LONDON – Millions of Britons go to the polls Thursday for one of their country’s most momentous votes of the past half-century: to decide whether the United Kingdom remains a member of the European Union or pulls out.

The outcome of the referendum is too close to call. Opinion polls show the “Remain” and “Leave” sides neck and neck, with a narrow sliver of undecided voters potentially holding the key.

The stakes could hardly be higher, both for Britain and for Europe as a whole. A vote to withdraw from the 28-nation E.U. would end Britain’s membership in the world’s largest trading bloc, which is home to about 500 million people. It would also raise fears among E.U. powerhouses such as France and Germany that other countries might want to follow Britain out of the club.

Supporters of the “Leave” campaign argue that ditching the E.U. would restore Britain’s sovereignty, especially over its borders. Anger over a steady influx into Britain of other E.U. residents, who are allowed to settle in Britain without restriction and who often take jobs that many British workers refuse to do, has fueled much of the movement to quit the European Union.

But the “Remain” camp contends that exiting the E.U. would be tantamount to economic suicide for Britain as a small, if dynamic, country that would then have to try to negotiate favorable trade agreements on its own with far larger nations such as the United States and China. Britain would also lose access to automatic intelligence-sharing and security cooperation within Europe, putting its safety at risk, pro-E.U. advocates say.

Campaigning has gone down to the wire, with a surge in the final weeks toward the “Leave” side in spite of the fact that the leaders of Britain’s two biggest political parties (Conservative and Labor), all of the country’s closest and most important allies – including the U.S. – and most economists, from Nobel Prize winners to the head of the International Monetary Fund, have urged Britons to vote “Remain.”

The debate has been heated and often venomous. The race was further shaken up last week with the shooting and stabbing death of a promising young member of Parliament, Jo Cox, who was a passionate supporter of the “Remain” side. Her alleged killer, a 52-year-old British citizen now being investigated for connections to far-right groups, identified himself in court as “Death to traitors, freedom for Britain.”

In the London-focused entertainment industry, the overwhelming sentiment is in support of staying in the E.U. A number of high-profile celebrities such as Benedict Cumberbatch, Keira Knightley and David Beckham have called on their fellow Brits to vote “Remain,” while a handful of others, including actors John Cleese and Liz Hurley, are in favor of “Brexit.”

The polls opened Thursday at 7 a.m. British time and will close at 10 p.m. More than 46 million voters are eligible to cast a ballot. With the two sides apparently running even, the result may not be known until Friday morning in Britain.

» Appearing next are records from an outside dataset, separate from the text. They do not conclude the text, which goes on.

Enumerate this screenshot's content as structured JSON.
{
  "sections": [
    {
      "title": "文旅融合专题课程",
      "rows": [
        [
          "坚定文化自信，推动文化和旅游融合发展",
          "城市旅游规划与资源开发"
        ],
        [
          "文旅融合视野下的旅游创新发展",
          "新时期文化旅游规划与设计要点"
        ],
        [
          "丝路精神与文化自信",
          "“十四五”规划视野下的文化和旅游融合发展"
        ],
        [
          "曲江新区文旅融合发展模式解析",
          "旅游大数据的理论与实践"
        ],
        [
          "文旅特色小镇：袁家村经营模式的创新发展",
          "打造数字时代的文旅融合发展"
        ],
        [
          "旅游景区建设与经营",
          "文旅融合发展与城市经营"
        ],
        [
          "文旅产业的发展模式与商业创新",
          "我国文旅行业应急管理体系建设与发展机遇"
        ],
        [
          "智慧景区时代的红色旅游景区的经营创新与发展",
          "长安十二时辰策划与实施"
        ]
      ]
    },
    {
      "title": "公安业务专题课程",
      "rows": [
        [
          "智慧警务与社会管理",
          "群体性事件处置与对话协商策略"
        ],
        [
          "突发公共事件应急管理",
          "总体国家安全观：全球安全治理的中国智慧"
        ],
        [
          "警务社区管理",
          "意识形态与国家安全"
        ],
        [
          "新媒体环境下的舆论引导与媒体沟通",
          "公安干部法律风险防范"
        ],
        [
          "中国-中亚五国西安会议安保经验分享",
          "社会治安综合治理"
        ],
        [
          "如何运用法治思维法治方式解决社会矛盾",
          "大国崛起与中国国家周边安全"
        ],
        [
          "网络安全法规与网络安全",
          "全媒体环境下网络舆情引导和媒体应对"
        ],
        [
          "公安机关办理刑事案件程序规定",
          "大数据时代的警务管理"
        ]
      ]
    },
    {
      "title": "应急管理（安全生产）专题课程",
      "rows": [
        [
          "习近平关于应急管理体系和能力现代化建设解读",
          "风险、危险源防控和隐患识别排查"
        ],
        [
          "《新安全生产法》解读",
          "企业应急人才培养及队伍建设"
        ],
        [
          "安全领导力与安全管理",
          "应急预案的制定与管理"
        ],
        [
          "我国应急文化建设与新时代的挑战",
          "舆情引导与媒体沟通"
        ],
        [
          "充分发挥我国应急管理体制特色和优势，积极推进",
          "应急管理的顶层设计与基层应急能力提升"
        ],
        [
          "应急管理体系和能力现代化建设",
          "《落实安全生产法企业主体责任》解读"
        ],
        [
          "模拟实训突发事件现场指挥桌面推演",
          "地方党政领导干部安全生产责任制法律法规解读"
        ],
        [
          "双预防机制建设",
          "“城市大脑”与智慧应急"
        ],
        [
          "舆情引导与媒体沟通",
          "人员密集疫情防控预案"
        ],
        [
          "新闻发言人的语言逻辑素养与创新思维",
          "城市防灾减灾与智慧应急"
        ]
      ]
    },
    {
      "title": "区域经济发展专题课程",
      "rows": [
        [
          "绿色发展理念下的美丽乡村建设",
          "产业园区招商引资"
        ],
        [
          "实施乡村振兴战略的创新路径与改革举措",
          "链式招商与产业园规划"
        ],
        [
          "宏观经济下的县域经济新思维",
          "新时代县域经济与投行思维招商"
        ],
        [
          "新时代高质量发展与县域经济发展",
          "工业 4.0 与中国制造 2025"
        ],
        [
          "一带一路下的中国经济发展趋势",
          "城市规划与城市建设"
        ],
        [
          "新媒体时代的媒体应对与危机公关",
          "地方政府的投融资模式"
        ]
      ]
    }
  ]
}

“Go out and vote ‘Remain’ for a bigger, better Britain inside a reformed European Union – stronger, safer, better off,” Prime Minister David Cameron said at a rally Wednesday.

At Cameron’s side, Former Prime Minister John Major warned that those who wanted to lead Britain out of the European Union were “the gravediggers of our prosperity” who would soon “have some very serious questions to answer.”

But former London Mayor Boris Johnson – the “Leave” campaign’s highest-profile advocate and a potential successor to Cameron as prime minister – said he hoped that “everybody who wants to take back control of our democracy will come out and vote….Because if we don’t, we’re just locked in this thing. It’ll go on and on with no reform at all.”